平穏な休暇の季節も終わり、いつのまにか今年最初の月も
どこかへ行ってしまいました。皆いつも通りの仕事の生活に戻っていますが、クリスマスの時期を振り返ってみたいと思います。今年はベルリンでは、いつもの平穏とは少し遠いクリスマスになりました。クリスマスマーケットはとても人気がある、ドイツのどの町にもあるものです。もちろんベルリンにも、色々なクリスマスマーケットがあります。その種類は、典型的で古典的なタイプから、クリエイティブなアートマーケットまで様々です 。少し変わったクリスマスマーケットに、数年前から大きなホールで開催されているジャパニーズ・クリスマスマーケットがあります。そこでは日本料理やクラフト製品、アート作品などが扱われています。他にも、 書道、折り紙、墨流しのワークショップ、踊りや音楽のパーフォーマンスがあります。ベルリンの日本人コミュニティーと 日本人のアーティストにとって、このクリスマスマーケットは自分の作品や活動を知ってもらうチャンスです。逆に日本 に興味を持つ人々は日本の文化をここで俯瞰することが出来ます。

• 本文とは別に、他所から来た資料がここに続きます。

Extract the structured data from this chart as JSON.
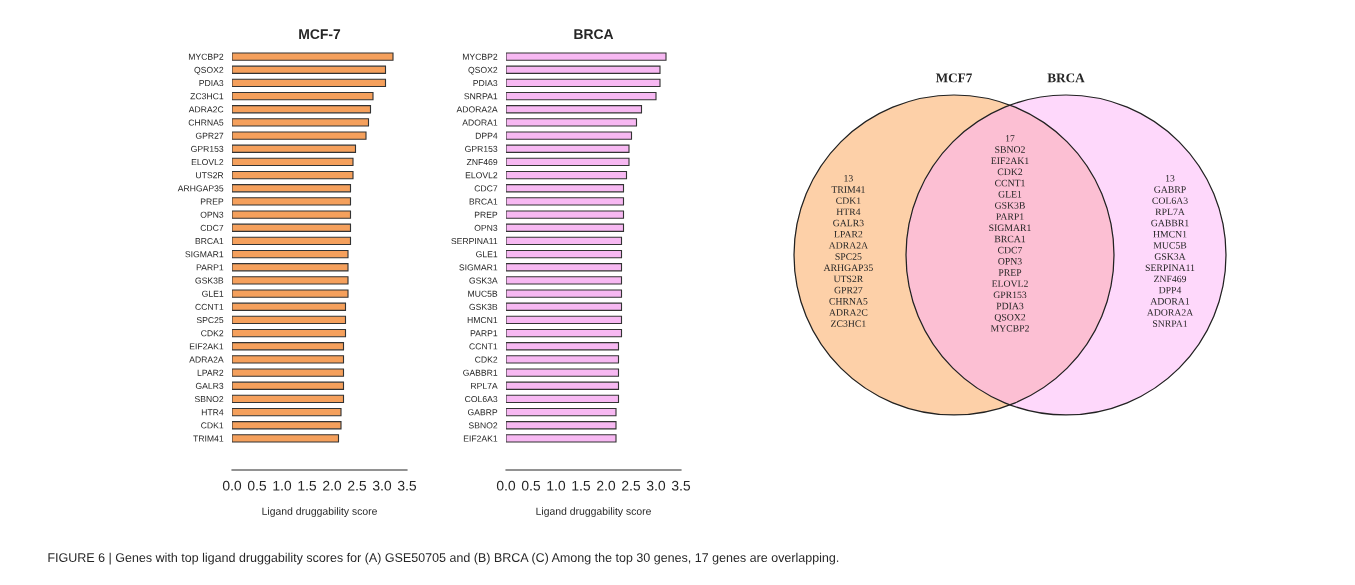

左:私も好きですが、皆に人気があります。たこ焼きスタンドです。
右:踊りのパーフォーマンス
待降節の第一週末からクリスマスまで続く一般的なクリスマスマーケットと違い、ジャパニーズ・クリスマスマーケットのような特別なマーケットは一つの週末だけの短いイベントです。伝統的なクリスマスマーケットではクリスマス・ツリーの装飾など、主にクリスマスらしい製品を販売するスタンドが多く出ています。その他にも、クリスマスに典型的な食べ物や飲み物が提供されます。その中で一番有名なものは間違いなくグリューヴァイン(Glühwein)です。家でも作ることのできる暖かいワインにはスパイスが入っており、このスパイシーなワインの香りを嗅ぐと、クリスマスの季節が来たと感じます。食べ物は、甘いものが多いです。特にロースト・アーモンドの匂いがマーケットや街角に漂います。
雪玉という伝統的なスイーツを販売するスタンドです。
しばしば見かける光景ですが、私も仕事の後に同僚たちと一緒に、勤務先の近くにあるクリスマスマーケットへGlühweinを飲みにいきます。私たちの職場に一番近いのは、昨年テロ攻撃が起こった記念教会の周りのマーケットです。テロのあとの二日間、ベルリン中の全てのクリスマスマーケットは閉まったままでした。しかし、マーケットは再開されることになりました。これは屋台を生業とする人々にとって、大切なことです。何より、このような行為に普通の生活を妨げさせないという、決意の表明でもありました。街にも、クリスマスマーケットにも、不安は感じられません。人々は相変わらず一日をこなし、日々を 過ごしていくだけです。多くの人は、いつかはここでも起きることだろうと考えていたようです。我々は日常的にテロ行為が起きていることを知っていますから、それが少し離れた場所や他の国であるか、自分の街であるかという違いは、起きることの重大さと関係がないのです。
現場の周りには世界中からテレビ局のバンが停まっている
テロそのものよりも、これを機会にと喰らいつき、自らの目的のために犠牲者を道具にする右派ポピュリズムの方が、恐るべきものなのではないでしょうか。